P.F. Chang's serves scrumptious shrimp dumplings. Mounds of shrimp and other yummy ingredients are wrapped in wonton wrappers and steamed. You can also order them pan-fried, which makes the bottom of each little package a nice crispy brown.
The dumplings are served with a soy-based dipping sauce. You don't have to be concerned about the size of the shrimp you buy for my P.F. Chang's Shrimp Dumplings copycat recipe, since you're going to purée the shrimp in a food processor.
Servings: 4
Author: Food.com

Ingredients

Dumplings:

  • 1 12-ounce package wonton wrappers
  • 1 pound medium shrimp peeled and deveined, washed and dried
  • 2 tablespoons finely minced carrots
  • 2 tablespoons finely minced green onions
  • 1 teaspoon minced fresh ginger
  • 2 tablespoons oyster sauce
  • ¼ teaspoon sesame oil

Dipping sauce:

  • 1 cup soy sauce
  • 1 ounce white vinegar
  • ½ teaspoon chili paste
  • 1 ounce sugar
  • ½ teaspoon minced fresh ginger
  • ¼ teaspoon sesame oil
  • 1 cup water
  • 1 tablespoon minced cilantro leaf

Instructions

Make the filling:

  • Mince half of the shrimp to a fine grind in a food processor.
  • Use a knife to cut the remaining shrimp into a small dice.
  • Combine the minced and diced shrimp with the carrots, green onion, ginger, oyster sauce, and sesame oil.

Make the dumplings:

  • Use a #60 portion scoop or a spoon to place a 1 tablespoon or a 1/2 ounce portion of filling onto a wonton wrapper.
  • Moisten the outside edges of the wrapper.
  • Fold the four opposing corners to the top of the dumpling and press the edges to seal.
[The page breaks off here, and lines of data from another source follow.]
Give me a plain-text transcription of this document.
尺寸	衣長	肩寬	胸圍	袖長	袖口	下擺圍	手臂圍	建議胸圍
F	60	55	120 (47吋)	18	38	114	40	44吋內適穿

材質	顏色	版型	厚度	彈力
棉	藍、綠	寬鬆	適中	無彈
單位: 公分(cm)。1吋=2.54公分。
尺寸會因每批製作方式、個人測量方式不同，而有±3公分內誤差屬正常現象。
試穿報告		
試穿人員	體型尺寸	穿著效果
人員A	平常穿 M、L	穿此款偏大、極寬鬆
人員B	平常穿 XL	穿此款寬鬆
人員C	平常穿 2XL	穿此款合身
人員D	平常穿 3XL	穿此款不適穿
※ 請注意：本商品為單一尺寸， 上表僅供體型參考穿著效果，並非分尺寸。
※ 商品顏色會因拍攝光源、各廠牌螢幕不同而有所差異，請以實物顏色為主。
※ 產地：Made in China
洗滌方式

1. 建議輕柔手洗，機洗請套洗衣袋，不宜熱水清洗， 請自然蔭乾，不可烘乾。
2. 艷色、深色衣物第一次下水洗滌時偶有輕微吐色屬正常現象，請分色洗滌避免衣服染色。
The top view of the dumpling should look like a cross.
  • Place the dumpling on a plate and repeat with the remaining filling and wrappers.
  • Cover the dumplings and refrigerate until ready to use.

Make the sauce:

  • Combine the sauce ingredients and mix very well.

Cook the dumplings:

  • Fill a pot with water, bring the water to a rapid boil, and then turn the temperature down to a slight boil.
  • Line the bottom of a Chinese steamer with a light coat of vegetable oil or non-stick spray.
  • Place the dumplings in the steamer.
  • Cover and steam for 7-10 minutes. The dumplings should be firm with internal temperature of 160 degrees.
  • Place about 1/4 cup of the dipping sauce in a small bowl to serve with each portion of dumplings.

Notes

For a fried version, steam the dumplings and then pan fry them in a bit of canola and/or sesame oil until the bottoms are golden brown.